От Ковалева ушла жена. Как истинно русский человек, он отмечал этот праздник уже вторую неделю, и пустые бутылки, имя которым легион, теснились на кухне у батареи и, лежащие и стоящие, напоминали солдат на поле битвы после баталий.
Жена ушла к архитектору Свечникову, живущему этажом выше, что, по мнению друга Ковалева, Сватова, живущего этажом ниже, было никак иначе, как пошло. Архитектор был ничем не лучше инженера Ковалева, напротив, был близорук, носил полосатые подтяжки и часто говорил: «Из-звините», но жена Ковалева его любила, а своего мужа — нет, и в этом и была вся соль.
— Без женщин жить нельзя на свете, нет, — убеждённо заметил Сватов и опрокинул в рот очередную стопку с малоаппетитной на вид жидкостью. По его уверениям, это был армянский коньяк, присланный ему дядей откуда-то из-под Еревана в далёком 76-м. Сватов поддерживал Ковалева всю неделю.
— Бросать друга в такой момент — преступление! — заявлял он и пил с Ковалевым каждый вечер после работы.

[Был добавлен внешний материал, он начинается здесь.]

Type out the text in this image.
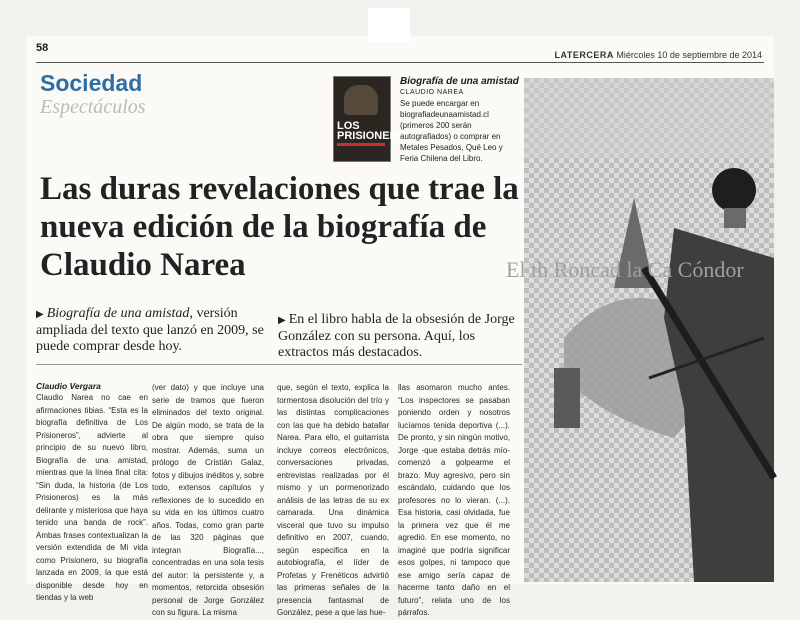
58
LATERCERA Miércoles 10 de septiembre de 2014
Sociedad
Espectáculos
LOS PRISIONEROS
Biografía de una amistad
CLAUDIO NAREA
Se puede encargar en biografiadeunaamistad.cl (primeros 200 serán autografiados) o comprar en Metales Pesados, Qué Leo y Feria Chilena del Libro.
Las duras revelaciones que trae la nueva edición de la biografía de Claudio Narea
▶ Biografía de una amistad, versión ampliada del texto que lanzó en 2009, se puede comprar desde hoy.
▶ En el libro habla de la obsesión de Jorge González con su persona. Aquí, los extractos más destacados.
Claudio Vergara
Claudio Narea no cae en afirmaciones tibias. “Esta es la biografía definitiva de Los Prisioneros”, advierte al principio de su nuevo libro, Biografía de una amistad, mientras que la línea final cita: “Sin duda, la historia (de Los Prisioneros) es la más delirante y misteriosa que haya tenido una banda de rock”. Ambas frases contextualizan la versión extendida de Mi vida como Prisionero, su biografía lanzada en 2009, la que está disponible desde hoy en tiendas y la web
(ver dato) y que incluye una serie de tramos que fueron eliminados del texto original. De algún modo, se trata de la obra que siempre quiso mostrar. Además, suma un prólogo de Cristián Galaz, fotos y dibujos inéditos y, sobre todo, extensos capítulos y reflexiones de lo sucedido en su vida en los últimos cuatro años. Todas, como gran parte de las 320 páginas que integran Biografía..., concentradas en una sola tesis del autor: la persistente y, a momentos, retorcida obsesión personal de Jorge González con su figura. La misma
que, según el texto, explica la tormentosa disolución del trío y las distintas complicaciones con las que ha debido batallar Narea. Para ello, el guitarrista incluye correos electrónicos, conversaciones privadas, entrevistas realizadas por él mismo y un pormenorizado análisis de las letras de su ex camarada. Una dinámica visceral que tuvo su impulso definitivo en 2007, cuando, según especifica en la autobiografía, el líder de Profetas y Frenéticos advirtió las primeras señales de la presencia fantasmal de González, pese a que las hue-
llas asomaron mucho antes. “Los inspectores se pasaban poniendo orden y nosotros lucíamos tenida deportiva (...). De pronto, y sin ningún motivo, Jorge -que estaba detrás mío- comenzó a golpearme el brazo. Muy agresivo, pero sin escándalo, cuidando que los profesores no lo vieran. (...). Esa historia, casi olvidada, fue la primera vez que él me agredió. En ese momento, no imaginé que podría significar esos golpes, ni tampoco que ese amigo sería capaz de hacerme tanto daño en el futuro”, relata uno de los párrafos.
El th Roncad la Ca Cóndor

Очевидным, если не единственным, достоинством коварного соблазнителя Свечникова, по мнению Сватова, было то, что он проживал в том же подъезде. Сватов оценил это удобство, помогая жене Ковалева переносить вещи в количестве трёх коробок на новое ПМЖ. Помощь с переездом его бывшей супруге Ковалев расценил как предательство, на что Сватов возмутился и заявил, что жена Ковалева печёт изумительные пироги с рыбой, а от Ковалева практической пользы никакой. Дружба же вещь непрактическая и материальной оценке не подлежит.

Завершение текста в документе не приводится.